My Lords, I oppose the amendments in this group. It is disingenuous of those who tabled and support them to suggest that those who do not see the purpose of them are being hard-hearted. I was shocked to hear lawyers who have spent their lives in the law not recognising the implications of extending a law that is essentially about marriage, or a commitment to a sexual relationship—that is what it is about—and imagining that a civil partnership between a father and daughter, or a brother and a sister, should be blessed, as was even suggested, and that it may come to that because of the great multiplicity of relationships that there are. I cannot believe that I heard senior lawyers endorse this. I can only believe that they did so because they want to dilute the purposes of civil partnerships.

Baroness Deech Portrait Baroness Deech
- Hansard - - - Excerpts

My Lords, on a point of order, I do not think that anyone has suggested that fathers and daughters, or brothers and sisters, should get married. This is about asking the Government to include the position of carers in an inquiry. That is all.

Baroness Kennedy of Shaws Portrait Baroness Kennedy of The Shaws
- Hansard - -

The point of my opposing the suggestion that that should even be considered in the review is that we know that it will continue the debate that has taken place in this House over the past weeks, and because it is intended to undermine the Bill, the purpose of which is to end discrimination against gay people. The Bill is about civil rights. The right reverend Prelate on the Bishops’ Benches suggested that this would all be about recognising important relationships that are somehow on a par with a couple who choose to be with each other because of their sexual attraction to each other, their love for each other and their desire to stay together. I cannot imagine that the church would think that that was a good thing.

I cannot imagine it because we know that this is about choosing a partner whom you intend to be with. It is about the yearning among human beings to choose someone as your love, to be with your beloved and to share your life with them. That is very different from the relationships between brothers and sisters, and fathers and daughters. We should think of the implications of a civil partnership being extended to a father and daughter. Are we going to put an age limit on it? Is the father going to be able to enter into such a civil partnership with his 22 year-old daughter, or his 18 year-old daughter? We have to be conscious that this is yet another way of trying to scupper the Bill. The intention is to continue the debate and the argument long after the Bill has passed. Therefore, I urge everybody who cares about making sure that there is an end to discrimination towards gay people in this nation to vote with those who are against the amendment.

Lord Bishop of Chester Portrait The Lord Bishop of Chester
- Hansard - - - Excerpts

My Lords, I did not want to speak again, but given the way in which—

Lord Bishop of Chester Portrait The Lord Bishop of Chester
- Hansard - - - Excerpts

The guideline is that a Member is allowed to explain himself on an important point.

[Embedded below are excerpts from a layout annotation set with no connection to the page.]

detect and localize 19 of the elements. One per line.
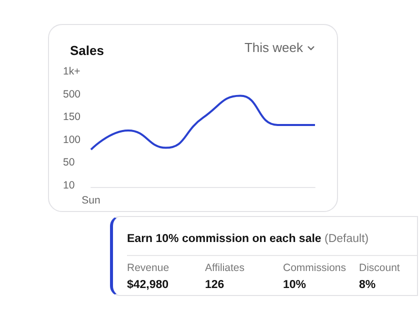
text: 50 (63, 156, 75, 169)
chart-title: Sales (70, 43, 104, 58)
text: 500 (63, 88, 81, 100)
text: 10 (63, 180, 75, 192)
text: 150 (63, 111, 81, 124)
text: Commissions (283, 262, 346, 274)
text: $42,980 (127, 279, 169, 291)
text: 100 (63, 134, 81, 146)
text: Sun (82, 194, 100, 206)
text: Discount (359, 262, 400, 274)
text: 126 (205, 279, 224, 291)
text: (Default) (324, 233, 369, 245)
text: 10% (283, 279, 306, 291)
text: 8% (359, 279, 376, 291)
text: Affiliates (205, 262, 244, 274)
text: 1k+ (63, 66, 80, 78)
text: Revenue (127, 262, 170, 274)
text: This week (244, 40, 303, 55)
text: Earn 10% commission on each sale (127, 233, 322, 245)
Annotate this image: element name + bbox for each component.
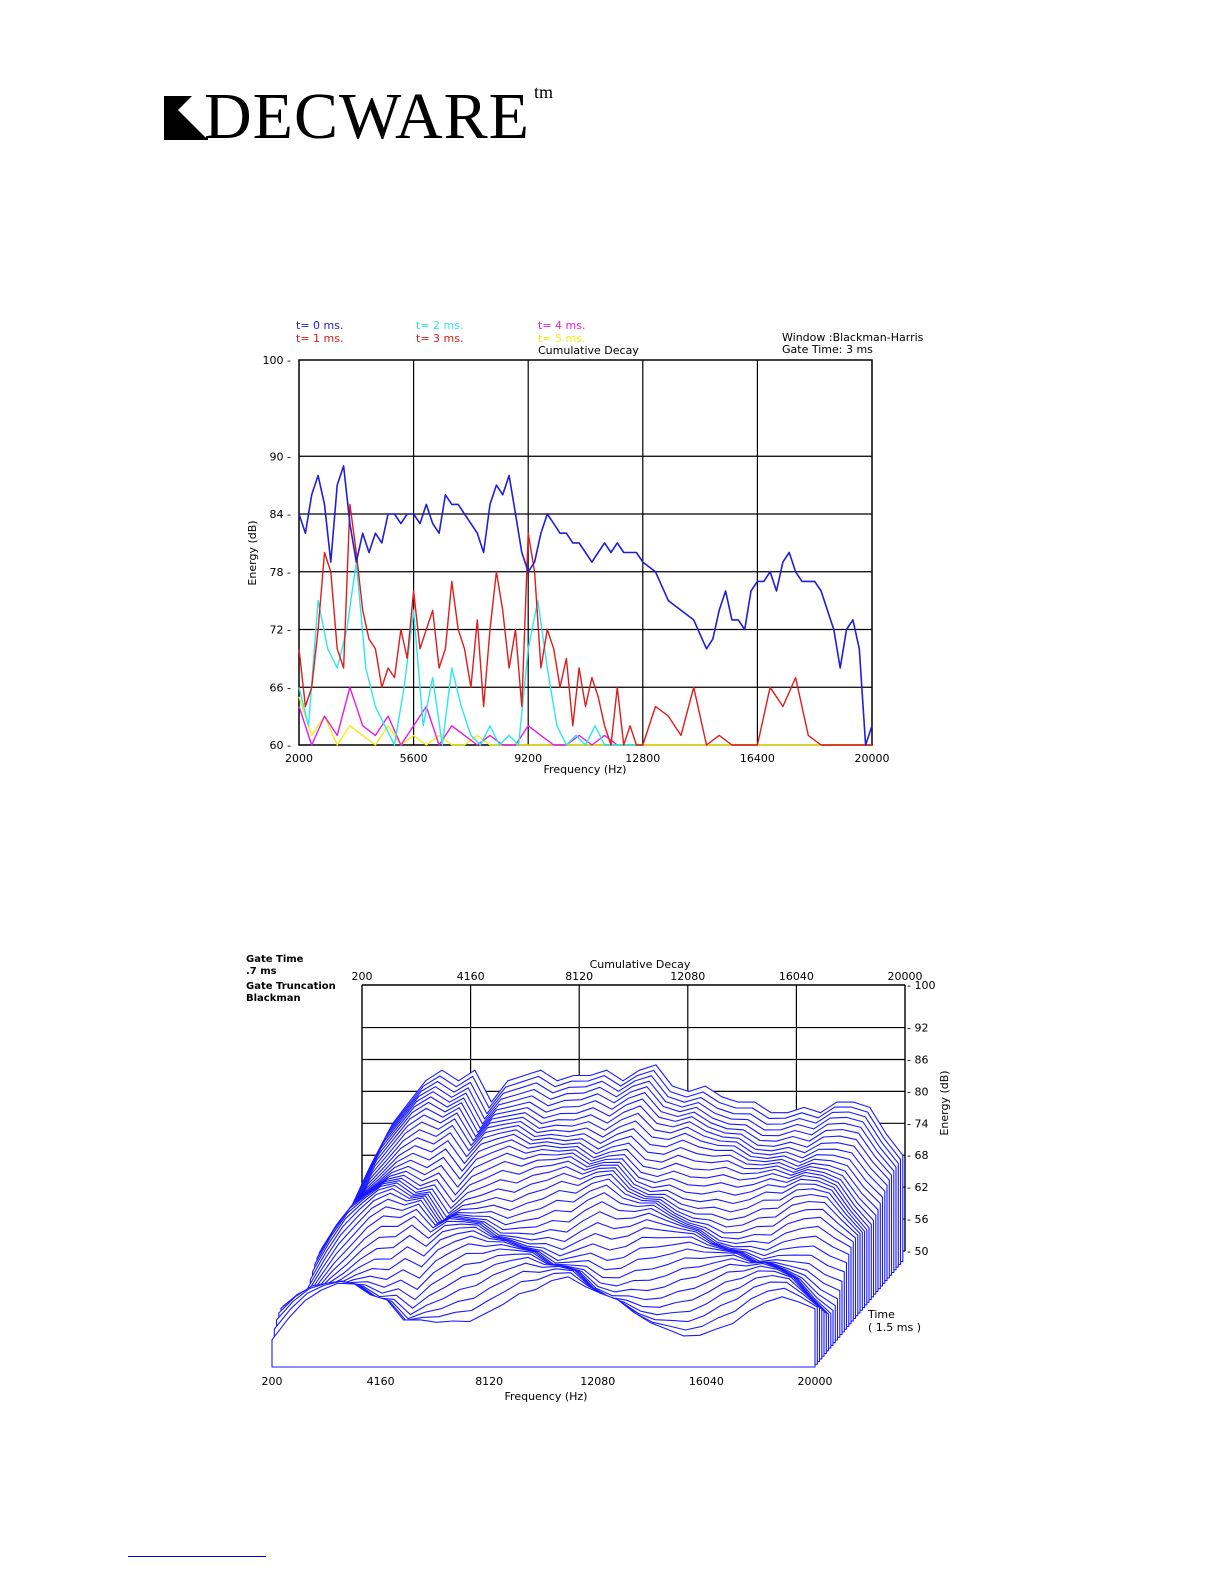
- brand-name: DECWARE: [204, 80, 530, 153]
- top-x-tick-label: 12080: [670, 970, 705, 983]
- y-tick-label: - 62: [907, 1181, 928, 1194]
- info-window: Window :Blackman-Harris: [782, 331, 924, 344]
- info-gate-time-value: .7 ms: [246, 966, 277, 977]
- y-tick-label: 90 -: [270, 450, 291, 463]
- y-tick-label: - 80: [907, 1085, 928, 1098]
- decay-slice: [271, 1276, 816, 1368]
- cumulative-decay-line-chart: t= 0 ms.t= 1 ms. t= 2 ms.t= 3 ms. t= 4 ms.…: [246, 319, 924, 776]
- top-x-tick-label: 4160: [457, 970, 485, 983]
- y-axis-label: Energy (dB): [246, 520, 259, 585]
- info-gate-time-label: Gate Time: [246, 954, 304, 965]
- x-tick-label: 16400: [740, 752, 775, 765]
- info-gate-truncation-value: Blackman: [246, 993, 301, 1004]
- y-tick-label: - 50: [907, 1245, 928, 1258]
- y-axis-label: Energy (dB): [938, 1070, 951, 1135]
- series-line-1: [298, 503, 872, 746]
- time-axis-value: ( 1.5 ms ): [868, 1321, 921, 1334]
- legend-entry: t= 2 ms.: [416, 319, 463, 332]
- y-tick-label: - 92: [907, 1022, 928, 1035]
- info-gate-time: Gate Time: 3 ms: [782, 343, 873, 356]
- y-tick-label: - 100: [907, 979, 935, 992]
- legend-entry: t= 0 ms.: [296, 319, 343, 332]
- x-tick-label: 5600: [400, 752, 428, 765]
- x-tick-label: 4160: [367, 1375, 395, 1388]
- series-line-2: [298, 561, 643, 746]
- x-tick-label: 8120: [475, 1375, 503, 1388]
- legend-entry: t= 4 ms.: [538, 319, 585, 332]
- top-x-tick-label: 16040: [779, 970, 814, 983]
- legend-entry: t= 5 ms.: [538, 332, 585, 345]
- y-tick-label: 84 -: [270, 508, 291, 521]
- legend-entry: t= 3 ms.: [416, 332, 463, 345]
- x-axis-label: Frequency (Hz): [544, 763, 627, 776]
- top-x-tick-label: 200: [352, 970, 373, 983]
- y-tick-label: - 68: [907, 1149, 928, 1162]
- x-tick-label: 12080: [580, 1375, 615, 1388]
- x-tick-label: 16040: [689, 1375, 724, 1388]
- y-tick-label: 72 -: [270, 624, 291, 637]
- legend-entry: t= 1 ms.: [296, 332, 343, 345]
- footer-link-underline[interactable]: [128, 1556, 266, 1557]
- time-axis-label: Time: [867, 1308, 895, 1321]
- top-x-tick-label: 20000: [888, 970, 923, 983]
- y-tick-label: - 56: [907, 1213, 928, 1226]
- x-tick-label: 20000: [798, 1375, 833, 1388]
- y-tick-label: 78 -: [270, 566, 291, 579]
- y-tick-label: - 86: [907, 1053, 928, 1066]
- decware-logo: DECWARE tm: [164, 82, 564, 150]
- top-x-tick-label: 8120: [565, 970, 593, 983]
- x-tick-label: 12800: [625, 752, 660, 765]
- cumulative-decay-waterfall-chart: Gate Time .7 ms Gate Truncation Blackman…: [246, 954, 951, 1403]
- trademark: tm: [534, 82, 554, 102]
- y-tick-label: 100 -: [263, 354, 291, 367]
- y-tick-label: 60 -: [270, 739, 291, 752]
- series-line-3: [298, 686, 618, 746]
- series-line-0: [298, 465, 873, 746]
- logo-mark: [164, 96, 208, 140]
- x-tick-label: 9200: [514, 752, 542, 765]
- y-tick-label: - 74: [907, 1117, 928, 1130]
- x-axis-label: Frequency (Hz): [505, 1390, 588, 1403]
- x-tick-label: 200: [262, 1375, 283, 1388]
- info-gate-truncation-label: Gate Truncation: [246, 981, 336, 992]
- y-tick-label: 66 -: [270, 681, 291, 694]
- chart-title: Cumulative Decay: [538, 344, 639, 357]
- chart-title: Cumulative Decay: [590, 958, 691, 971]
- x-tick-label: 2000: [285, 752, 313, 765]
- x-tick-label: 20000: [855, 752, 890, 765]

That is what the guidelines say, and that is all I wish to do. I want to make it clear that I do not wish to extend civil partnerships as they are now to the sorts of relationships that are in the amendment. Clearly, if family relationships and carer relationships came into civil partnership, it could change the nature of civil partnership. I understand that that would be within the terms of the review.

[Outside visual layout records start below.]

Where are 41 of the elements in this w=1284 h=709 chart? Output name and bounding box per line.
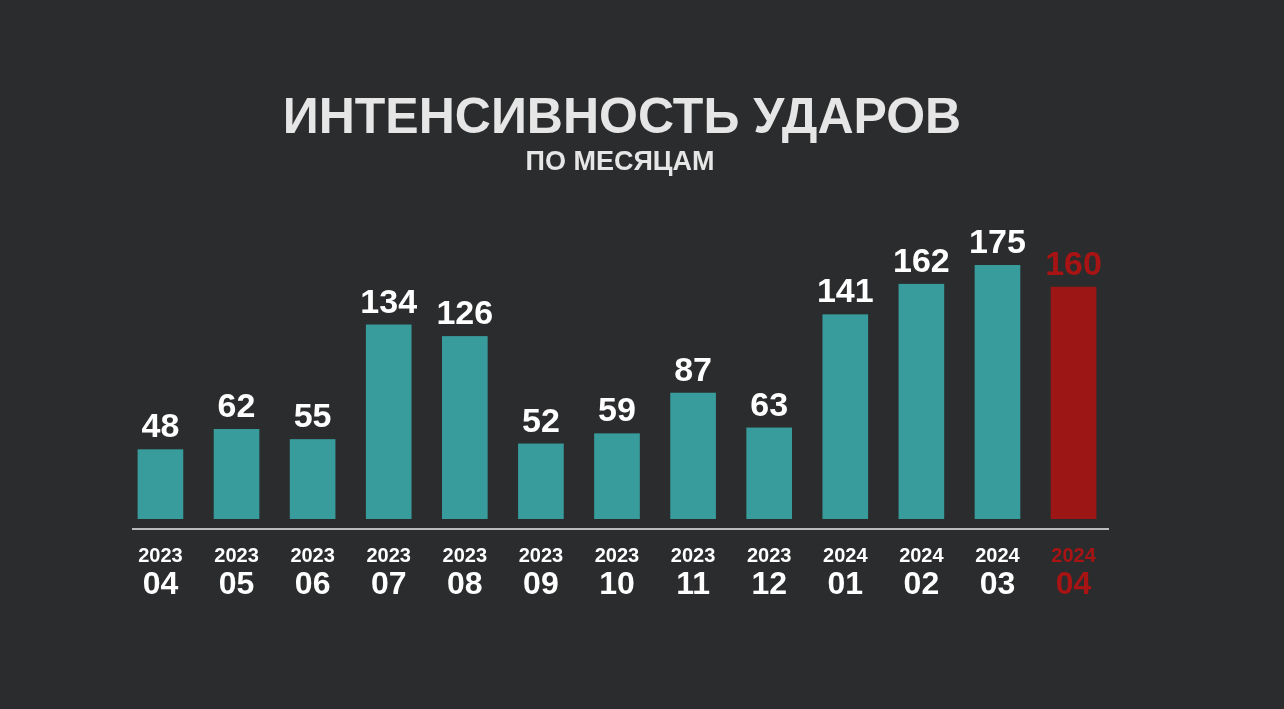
- x-tick-label: 2023 04: [138, 544, 183, 601]
- bar: [137, 449, 184, 519]
- x-tick-label: 2023 12: [746, 544, 792, 601]
- bar: [1050, 286, 1097, 519]
- data-label: 162: [893, 240, 950, 279]
- x-tick-label: 2023 06: [290, 544, 335, 601]
- x-tick-label: 2023 08: [442, 544, 488, 601]
- bar: [746, 427, 793, 519]
- bar: [441, 336, 488, 519]
- bar: [518, 443, 564, 519]
- data-label: 87: [674, 349, 713, 388]
- x-tick-label: 2024 01: [823, 544, 869, 601]
- data-label: 59: [598, 390, 636, 429]
- x-tick-label: 2024 04: [1051, 544, 1097, 601]
- bar: [594, 433, 640, 519]
- data-label: 134: [360, 281, 418, 320]
- x-tick-label: 2023 11: [670, 544, 716, 601]
- bar: [898, 283, 945, 519]
- data-label: 63: [750, 384, 789, 423]
- bar: [289, 439, 336, 519]
- bar: [822, 314, 869, 519]
- bar: [213, 429, 260, 519]
- chart-subtitle: ПО МЕСЯЦАМ: [525, 146, 715, 176]
- data-label: 55: [293, 396, 332, 435]
- data-label: 126: [436, 293, 494, 332]
- data-label: 62: [217, 386, 256, 425]
- x-tick-label: 2023 05: [214, 544, 259, 601]
- bar: [974, 265, 1021, 519]
- data-label: 160: [1045, 243, 1102, 282]
- x-tick-label: 2023 09: [518, 544, 564, 601]
- x-tick-label: 2024 02: [899, 544, 945, 601]
- data-label: 141: [816, 271, 874, 310]
- data-label: 52: [521, 400, 560, 439]
- bar: [365, 324, 412, 519]
- x-tick-label: 2024 03: [975, 544, 1021, 601]
- data-label: 175: [969, 222, 1026, 260]
- x-tick-label: 2023 10: [594, 544, 640, 601]
- chart-title: ИНТЕНСИВНОСТЬ УДАРОВ: [282, 88, 962, 144]
- data-label: 48: [141, 406, 180, 445]
- bar: [670, 392, 716, 519]
- x-tick-label: 2023 07: [366, 544, 411, 601]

Baroness Kennedy of Shaws Portrait Baroness Kennedy of The Shaws
- Hansard - -

I will respond very briefly to the right reverend Prelate. Over the weeks I have listened to people of strong religious faith saying that extending marriage would undermine a social institution. What could undermine the social institution of committed sexual relationships more than the idea of fathers and daughters entering into a contractual partnership? If we care about social institutions, we should recognise that that would be a good way of undermining them.